The true cost of hiring

The hiring process can cost about 30 per cent of position’s salary

The cost of hiring a new staff member can be significant. But it can often get buried and overlooked in day-to-day operations, as organizations focus on more tangible costs.

Companies generally do a great job in finding cost effective office and warehouse space, equipment and supplies. These are easy costs to measure, and therefore get far more scrutiny.

But most hiring managers and business owners can’t give a definitive answer as to how much hiring a new staff member costs simply because a dollar value has never been attached to the process in their organization. A quick look shows just how many resources are required to fill a vacant position, and how quickly the costs can add up.

Take the recent example of a company looking to hire a senior client services associate with a salary of $40,000. Here’s a breakdown of how the time was spent:

•Five staff members deciding to hire a senior client service associate: 10 hours.

•Developing a job description: three hours.

•Deciding to call and placing the calls to people within their professional networks in search of a suitable candidate: five hours.

•Posting the position internally and on the company Web site: 20 minutes.

•Responding to the 50 resumes received in this process by e-mail and conducting 10 phone interviews: five hours.

•Sorting resumes into various skill categories: three hours.

•Inputting the resumes into the company’s database: two hours.

Although the company was strategic in its search, roughly 28 hours was spent over a period of eight days with this process and a suitable candidate was not found. The company then turned its search outside the organization.

•Deciding to write and place an ad in the local newspaper: one hour.

•Cost of the ad for two days: $500

•Going through more than 600 resumes via screening, sorting, scanning and inputting into the database and conducting telephone interviews: 53 hours.

•Five candidate face-to-face interviews with the office manager: seven hours.

The office manager then had to reschedule the top three candidates for a second round of interviews with the three hiring managers.

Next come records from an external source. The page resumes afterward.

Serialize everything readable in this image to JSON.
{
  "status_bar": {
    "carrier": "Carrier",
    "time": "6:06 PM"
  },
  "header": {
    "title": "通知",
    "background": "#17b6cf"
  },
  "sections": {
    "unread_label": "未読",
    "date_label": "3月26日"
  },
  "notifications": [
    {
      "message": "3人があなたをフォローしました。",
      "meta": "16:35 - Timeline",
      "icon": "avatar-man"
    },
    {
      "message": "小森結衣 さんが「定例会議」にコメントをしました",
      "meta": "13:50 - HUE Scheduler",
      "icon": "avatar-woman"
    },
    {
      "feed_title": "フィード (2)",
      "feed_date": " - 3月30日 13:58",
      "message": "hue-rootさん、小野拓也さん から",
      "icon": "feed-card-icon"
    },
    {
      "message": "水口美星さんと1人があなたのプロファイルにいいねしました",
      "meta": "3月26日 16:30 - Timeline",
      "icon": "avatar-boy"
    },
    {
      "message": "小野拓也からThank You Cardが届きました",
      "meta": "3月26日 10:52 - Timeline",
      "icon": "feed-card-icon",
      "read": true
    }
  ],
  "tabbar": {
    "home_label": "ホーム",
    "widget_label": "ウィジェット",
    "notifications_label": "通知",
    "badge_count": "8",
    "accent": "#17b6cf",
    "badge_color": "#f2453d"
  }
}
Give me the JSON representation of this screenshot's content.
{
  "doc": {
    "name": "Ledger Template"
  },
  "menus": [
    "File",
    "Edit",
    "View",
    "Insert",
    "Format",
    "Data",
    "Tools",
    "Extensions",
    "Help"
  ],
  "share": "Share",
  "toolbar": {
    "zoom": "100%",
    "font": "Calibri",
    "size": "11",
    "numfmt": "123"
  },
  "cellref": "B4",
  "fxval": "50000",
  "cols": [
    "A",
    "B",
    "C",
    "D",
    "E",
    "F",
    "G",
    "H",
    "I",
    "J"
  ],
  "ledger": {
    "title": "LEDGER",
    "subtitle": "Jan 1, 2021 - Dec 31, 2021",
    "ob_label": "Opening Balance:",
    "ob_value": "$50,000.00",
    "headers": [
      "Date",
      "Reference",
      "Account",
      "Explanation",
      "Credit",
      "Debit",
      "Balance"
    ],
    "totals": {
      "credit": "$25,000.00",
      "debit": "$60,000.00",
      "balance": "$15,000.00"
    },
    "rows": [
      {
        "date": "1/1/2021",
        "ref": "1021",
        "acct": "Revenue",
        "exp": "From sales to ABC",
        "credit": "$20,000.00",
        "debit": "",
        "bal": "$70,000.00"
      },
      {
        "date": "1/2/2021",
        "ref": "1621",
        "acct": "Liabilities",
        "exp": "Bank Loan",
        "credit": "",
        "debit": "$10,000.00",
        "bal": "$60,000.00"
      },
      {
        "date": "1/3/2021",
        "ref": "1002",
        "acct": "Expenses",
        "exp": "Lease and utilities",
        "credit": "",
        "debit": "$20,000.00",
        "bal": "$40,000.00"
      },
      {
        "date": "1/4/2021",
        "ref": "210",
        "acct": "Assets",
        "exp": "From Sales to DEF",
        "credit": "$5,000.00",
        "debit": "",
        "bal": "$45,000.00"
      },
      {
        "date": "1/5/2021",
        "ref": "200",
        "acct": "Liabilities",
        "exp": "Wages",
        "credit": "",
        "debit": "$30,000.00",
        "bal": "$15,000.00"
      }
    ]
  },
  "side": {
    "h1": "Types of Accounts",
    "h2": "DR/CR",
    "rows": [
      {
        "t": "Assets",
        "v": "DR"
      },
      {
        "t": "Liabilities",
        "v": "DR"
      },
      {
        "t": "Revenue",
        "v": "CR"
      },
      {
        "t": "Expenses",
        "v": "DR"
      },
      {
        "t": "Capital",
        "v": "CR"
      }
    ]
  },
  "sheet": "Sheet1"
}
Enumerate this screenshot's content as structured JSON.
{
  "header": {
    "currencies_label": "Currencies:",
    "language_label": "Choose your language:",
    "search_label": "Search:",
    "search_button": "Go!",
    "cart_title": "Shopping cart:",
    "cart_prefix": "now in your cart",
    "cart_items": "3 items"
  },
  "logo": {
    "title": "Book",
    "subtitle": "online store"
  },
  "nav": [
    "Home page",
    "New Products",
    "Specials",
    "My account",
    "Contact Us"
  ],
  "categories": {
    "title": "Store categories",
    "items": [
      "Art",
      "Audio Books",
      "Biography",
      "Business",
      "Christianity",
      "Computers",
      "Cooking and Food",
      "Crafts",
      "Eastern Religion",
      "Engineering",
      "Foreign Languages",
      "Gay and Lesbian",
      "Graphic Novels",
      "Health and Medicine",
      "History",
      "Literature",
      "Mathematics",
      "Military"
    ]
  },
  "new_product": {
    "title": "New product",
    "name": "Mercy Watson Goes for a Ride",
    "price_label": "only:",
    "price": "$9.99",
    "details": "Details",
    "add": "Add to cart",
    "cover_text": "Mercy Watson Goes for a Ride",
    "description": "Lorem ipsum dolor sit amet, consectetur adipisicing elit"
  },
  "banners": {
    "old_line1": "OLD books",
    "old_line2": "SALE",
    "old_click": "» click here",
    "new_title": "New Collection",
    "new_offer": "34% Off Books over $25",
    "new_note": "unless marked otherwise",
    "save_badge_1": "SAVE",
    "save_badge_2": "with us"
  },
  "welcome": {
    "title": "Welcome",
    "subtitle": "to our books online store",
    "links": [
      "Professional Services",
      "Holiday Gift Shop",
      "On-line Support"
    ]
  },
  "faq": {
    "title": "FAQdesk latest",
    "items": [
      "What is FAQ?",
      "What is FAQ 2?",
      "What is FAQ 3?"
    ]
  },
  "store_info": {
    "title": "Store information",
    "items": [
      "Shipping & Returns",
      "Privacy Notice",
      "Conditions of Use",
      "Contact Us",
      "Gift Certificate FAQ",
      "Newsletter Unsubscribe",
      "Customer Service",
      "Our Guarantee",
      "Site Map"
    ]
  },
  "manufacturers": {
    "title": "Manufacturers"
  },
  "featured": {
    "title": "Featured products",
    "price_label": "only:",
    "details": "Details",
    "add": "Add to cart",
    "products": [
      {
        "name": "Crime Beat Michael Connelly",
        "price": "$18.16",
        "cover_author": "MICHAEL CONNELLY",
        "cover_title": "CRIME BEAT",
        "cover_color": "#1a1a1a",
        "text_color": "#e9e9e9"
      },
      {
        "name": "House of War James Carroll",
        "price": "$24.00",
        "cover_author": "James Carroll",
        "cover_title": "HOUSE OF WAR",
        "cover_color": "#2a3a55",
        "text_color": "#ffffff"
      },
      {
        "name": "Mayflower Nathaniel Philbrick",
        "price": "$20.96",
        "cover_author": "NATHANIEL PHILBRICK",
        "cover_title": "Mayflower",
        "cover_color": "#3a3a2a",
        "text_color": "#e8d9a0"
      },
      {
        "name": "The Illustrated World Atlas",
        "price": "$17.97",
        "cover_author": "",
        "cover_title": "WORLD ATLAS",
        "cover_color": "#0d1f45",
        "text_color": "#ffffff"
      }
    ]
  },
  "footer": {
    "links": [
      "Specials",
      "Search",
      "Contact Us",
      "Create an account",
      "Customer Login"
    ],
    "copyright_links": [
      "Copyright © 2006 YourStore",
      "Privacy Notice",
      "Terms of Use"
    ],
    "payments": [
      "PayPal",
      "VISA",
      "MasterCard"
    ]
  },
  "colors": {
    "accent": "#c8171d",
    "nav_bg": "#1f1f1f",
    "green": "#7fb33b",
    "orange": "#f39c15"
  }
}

•Two pre-employment references on all three of the candidates completed by the office manager: three hours due to having to leave voice-mail messages.

•Hiring managers completing the three face-to-face interviews and comparing interview notes with each other: five hours.

•Unanimously agreeing on which candidate to offer the job: three hours.

The offer was presented to the candidate who was their first choice. This required the office manager’s negotiating skills in getting a compensation package mutually agreed upon. The candidate accepted the offer and the start date was set.

Now the office manager has to order business cards, stationary and new furniture and arrange for orientation and training time. This would involve the new hire shadowing another employee in a similar role for about eight weeks.

To calculate the true cost of hiring for this new staff member, one has to add up all the activities attributed to the hiring process, such as the compensation of those involved, the purchase of office supplies, training, lost productivity and the learning curve. In this case, it added up to about $14,000, or 30 per cent of the starting salary.

The hiring process doesn’t even end at this point. In this case, because the company did all of the recruiting on its own, it would be faced with the daunting task of repeating the hiring process of the new staff member decided to leave or was terminated for not meeting the three-month probationary periods job expectations.